The Peel P50 is a three-wheeled microcar originally manufactured from 1962 to 1965 by the Peel Engineering Company on the Isle of Man. Until 2009 it held the record for the smallest automobile to go into production. It has no reverse gear, but a handle at the rear allows the very lightweight car to be physically maneuvered when required.
Designed as a city car, it was advertised as capable of seating "one adult and a shopping bag." The vehicle's only door was on its left side, and equipment included a single windscreen wiper and only one headlight. Standard colors were Daytona White, Dragon Red and Dark Blue. The 1963 model retailed for £199 when new (about £1,400 in 2010, or $2,200 USD). 50 of them were produced, and only 27 of them are known to be still in existence.
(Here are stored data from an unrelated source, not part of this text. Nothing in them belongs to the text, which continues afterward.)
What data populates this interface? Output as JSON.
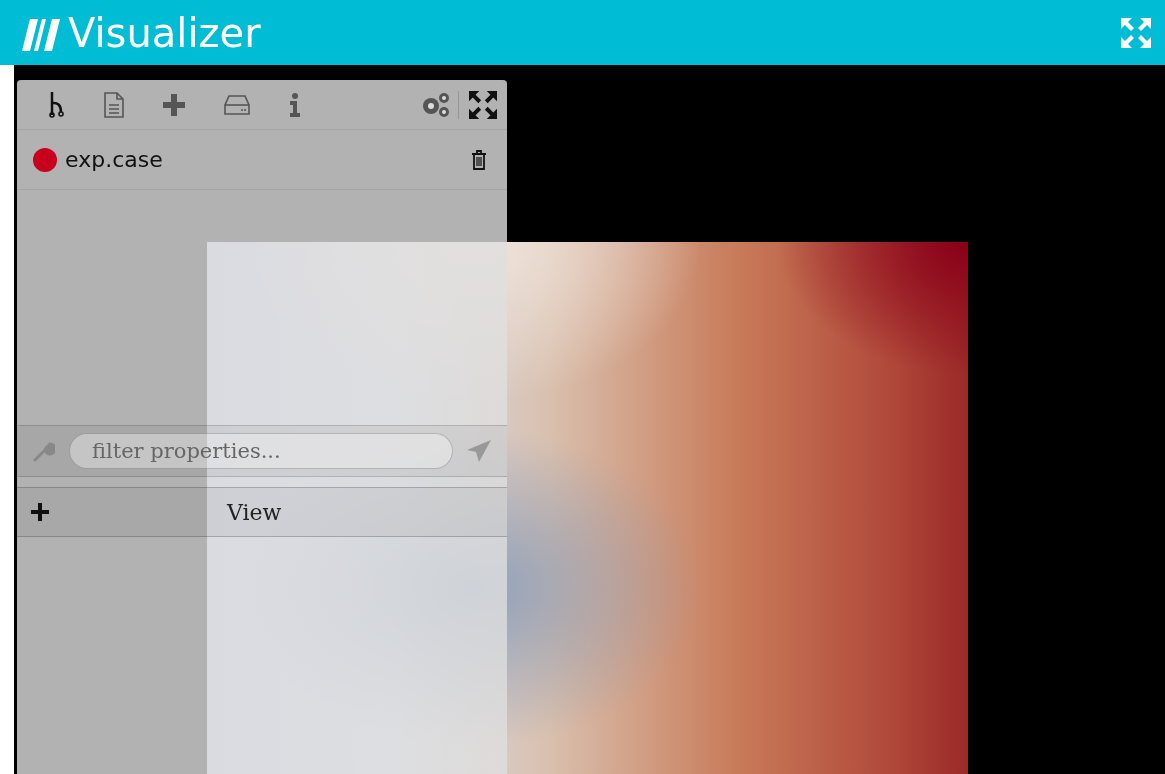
{
  "app": {
    "title": "Visualizer"
  },
  "pipeline": [
    {
      "name": "exp.case",
      "color": "#c8001e"
    }
  ],
  "filter": {
    "placeholder": "filter properties..."
  },
  "sections": [
    {
      "label": "View",
      "expanded": false
    }
  ]
}
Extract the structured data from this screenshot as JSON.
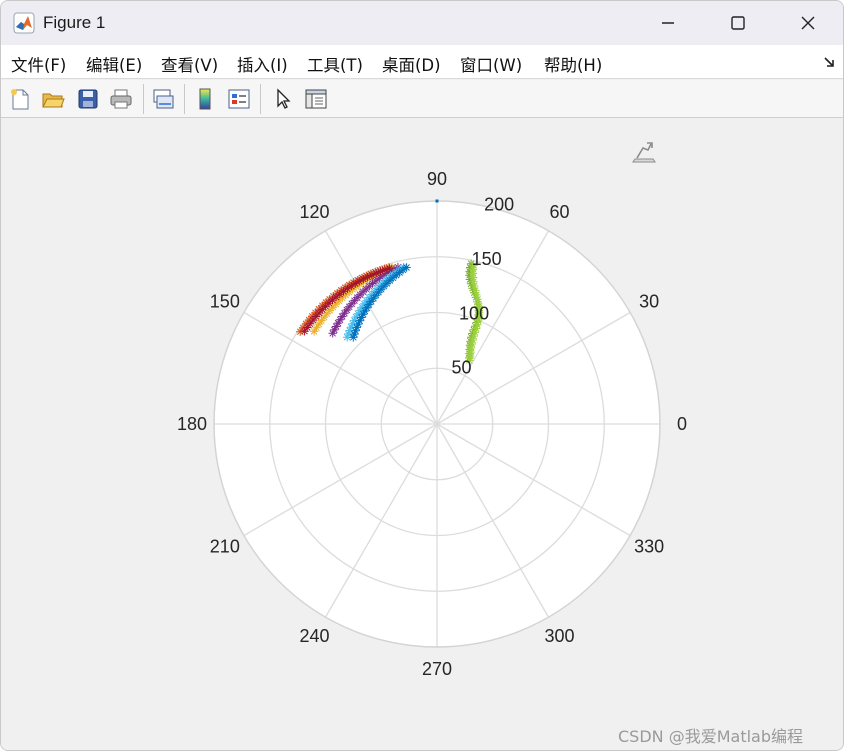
{
  "window": {
    "title": "Figure 1",
    "controls": {
      "minimize": "minimize-icon",
      "maximize": "maximize-icon",
      "close": "close-icon"
    }
  },
  "menubar": {
    "items": [
      {
        "label": "文件(F)"
      },
      {
        "label": "编辑(E)"
      },
      {
        "label": "查看(V)"
      },
      {
        "label": "插入(I)"
      },
      {
        "label": "工具(T)"
      },
      {
        "label": "桌面(D)"
      },
      {
        "label": "窗口(W)"
      },
      {
        "label": "帮助(H)"
      }
    ]
  },
  "toolbar": {
    "icons": [
      "new-figure-icon",
      "open-file-icon",
      "save-icon",
      "print-icon",
      "link-plot-icon",
      "colorbar-icon",
      "legend-icon",
      "pointer-icon",
      "property-inspector-icon"
    ]
  },
  "chart_data": {
    "type": "polar-scatter-line",
    "theta_ticks": [
      "0",
      "30",
      "60",
      "90",
      "120",
      "150",
      "180",
      "210",
      "240",
      "270",
      "300",
      "330"
    ],
    "r_ticks": [
      "50",
      "100",
      "150",
      "200"
    ],
    "rlim": [
      0,
      200
    ],
    "grid": true,
    "marker": "*",
    "series": [
      {
        "color": "#d95319",
        "theta_start": 146,
        "theta_end": 107,
        "r_start": 148,
        "r_end": 147,
        "points": 24
      },
      {
        "color": "#edb120",
        "theta_start": 143,
        "theta_end": 106,
        "r_start": 138,
        "r_end": 146,
        "points": 24
      },
      {
        "color": "#7e2f8e",
        "theta_start": 139,
        "theta_end": 104,
        "r_start": 124,
        "r_end": 145,
        "points": 24
      },
      {
        "color": "#4dbeee",
        "theta_start": 136,
        "theta_end": 102,
        "r_start": 112,
        "r_end": 144,
        "points": 24
      },
      {
        "color": "#0072bd",
        "theta_start": 134,
        "theta_end": 101,
        "r_start": 108,
        "r_end": 143,
        "points": 24
      },
      {
        "color": "#a2142f",
        "theta_start": 145,
        "theta_end": 107,
        "r_start": 145,
        "r_end": 146,
        "points": 24
      },
      {
        "color": "#77ac30",
        "theta_start": 64,
        "theta_end": 78,
        "r_start": 66,
        "r_end": 147,
        "points": 24,
        "wave": 6
      },
      {
        "color": "#9bd13d",
        "theta_start": 63,
        "theta_end": 77,
        "r_start": 64,
        "r_end": 146,
        "points": 24,
        "wave": 4
      }
    ]
  },
  "axes_toolbar": {
    "icon": "axes-export-icon"
  },
  "watermark": {
    "text": "CSDN @我爱Matlab编程"
  }
}
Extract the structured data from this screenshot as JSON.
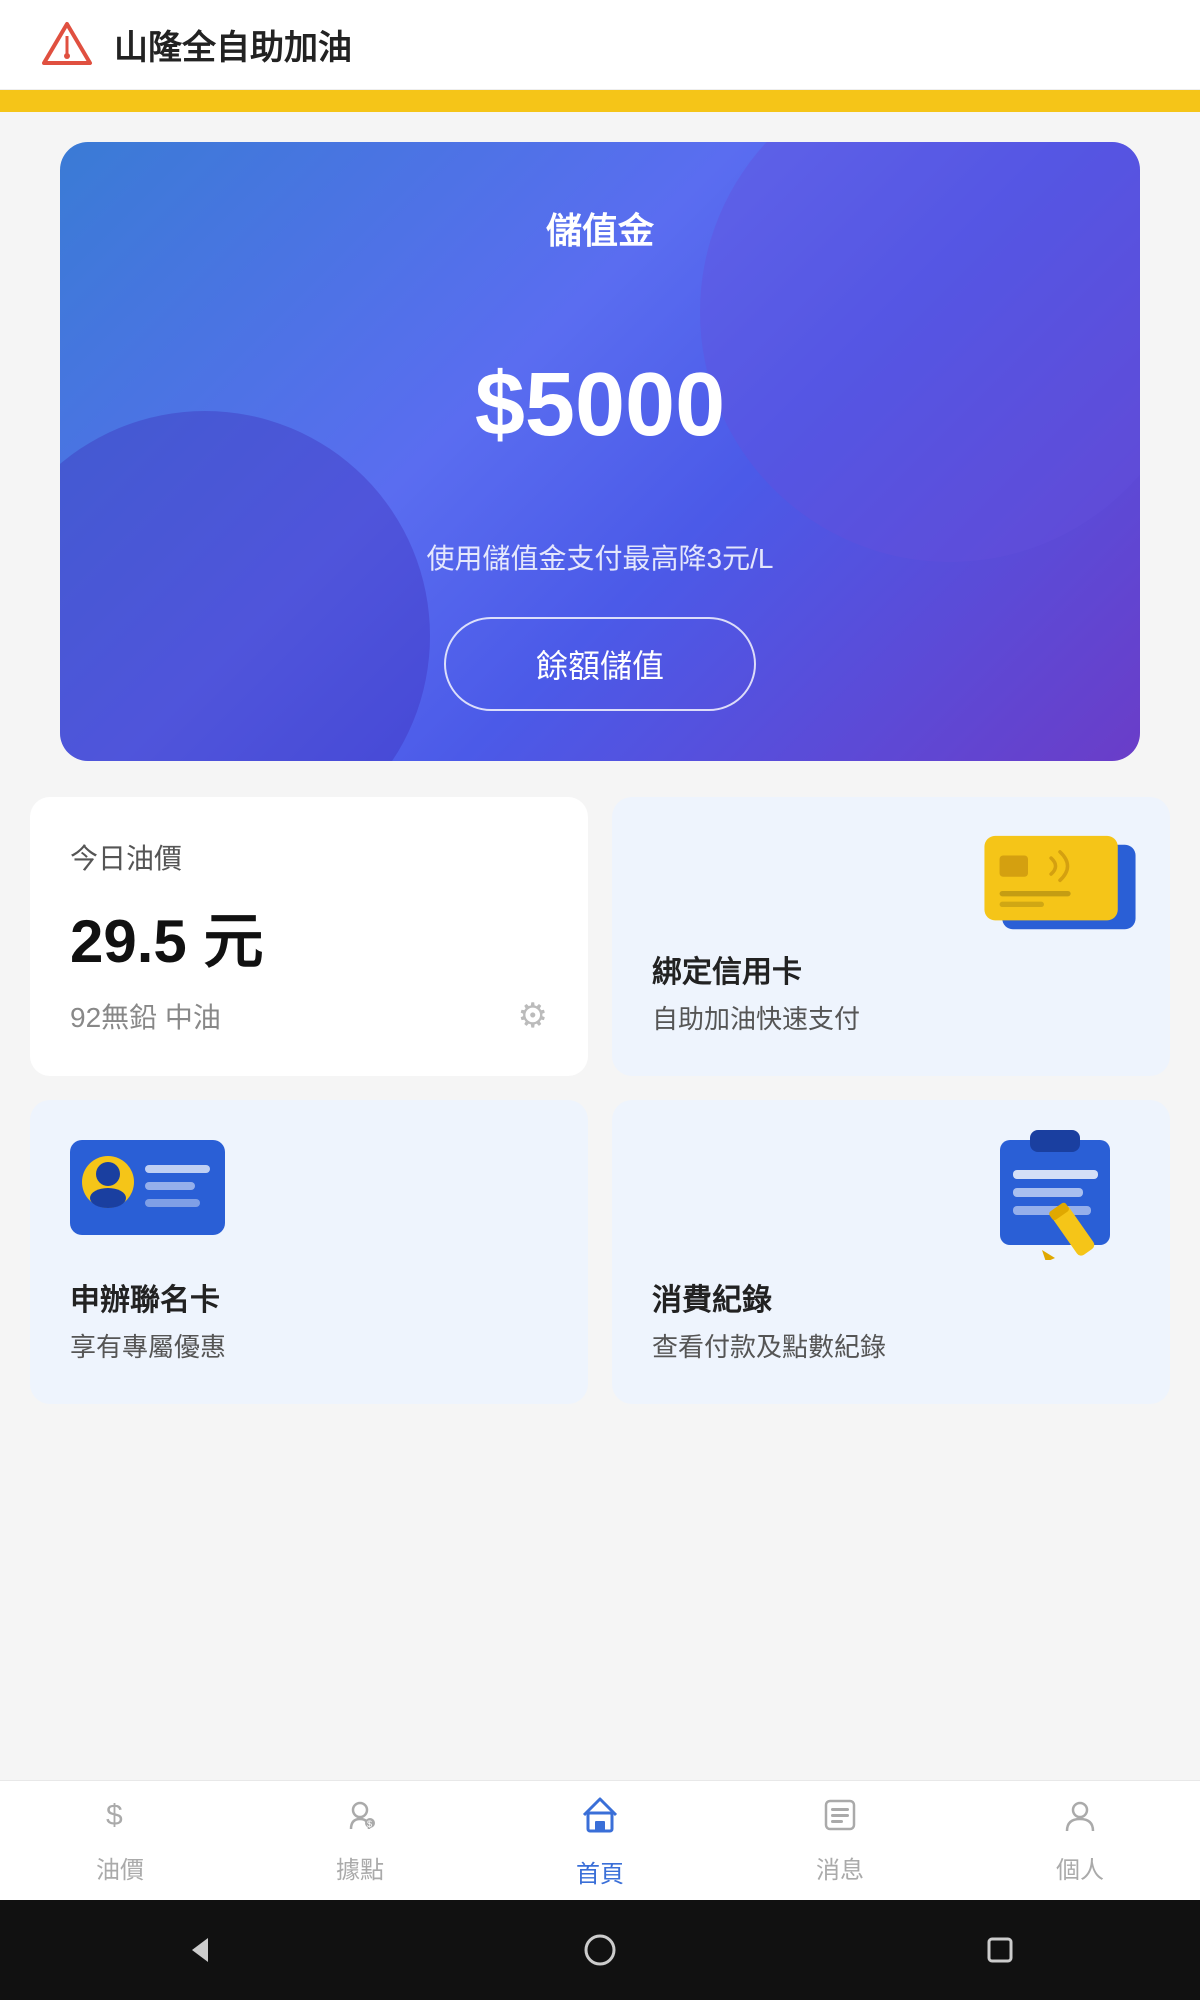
{
  "header": {
    "title": "山隆全自助加油",
    "logo_alt": "mountain-logo"
  },
  "blue_card": {
    "title": "儲值金",
    "amount": "$5000",
    "subtitle": "使用儲值金支付最高降3元/L",
    "btn_label": "餘額儲值"
  },
  "oil_card": {
    "label": "今日油價",
    "price": "29.5 元",
    "type": "92無鉛 中油"
  },
  "credit_card_feature": {
    "label": "綁定信用卡",
    "sublabel": "自助加油快速支付"
  },
  "member_card_feature": {
    "label": "申辦聯名卡",
    "sublabel": "享有專屬優惠"
  },
  "receipt_feature": {
    "label": "消費紀錄",
    "sublabel": "查看付款及點數紀錄"
  },
  "bottom_nav": {
    "items": [
      {
        "id": "oil-price",
        "label": "油價",
        "icon": "$"
      },
      {
        "id": "points",
        "label": "據點",
        "icon": "📍"
      },
      {
        "id": "home",
        "label": "首頁",
        "icon": "🏠"
      },
      {
        "id": "news",
        "label": "消息",
        "icon": "📋"
      },
      {
        "id": "profile",
        "label": "個人",
        "icon": "👤"
      }
    ]
  }
}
In 2010, production of a replica version was started by a newly formed company, called Peel Engineering Ltd based in England (not to be confused with the original Peel Engineering Company from the Isle of Man). Externally this car was very similar to the original but with many major mechanical differences in the suspension, steering and drivetrain. Driven by an electric motor and with a top speed of 10 mph, this version was produced as a display vehicle and was not road legal. In 2011 production commenced on new road legal petrol & electric versions. Most colors from the original are used in the 2010 models with only Dark Blue being replaced by Capri Blue. Production is located in an undisclosed location in England.
The P50 used a 49 cc DKW engine which gave it a top speed of approximately 37 mph, and was equipped with a three-speed manual transmission that had no reverse gear. Consequently, turning in a confined area could be achieved only by pushing, or lifting the car using the handle on the rear and physically pulling it round. The makers and users claim fuel consumption of 83 mpg.
At least one prototype, the Peel P55 Saloon Scooter, has also survived. Unlike the production Peel P50 (along with all developments and replicas thereof), this prototype used the less stable layout of a single wheel at the front and two at the back. Approximately 47 Peel P50s were sold at £199 each.
On the 15th February 2013 at the Bruce Weiner RM Auction a genuine 1964 Peel P50 (Registration number ARX 37B) achieved in excess of $120,000 which is £80,000 at the current exchange rate of 1.51 dollars/pound.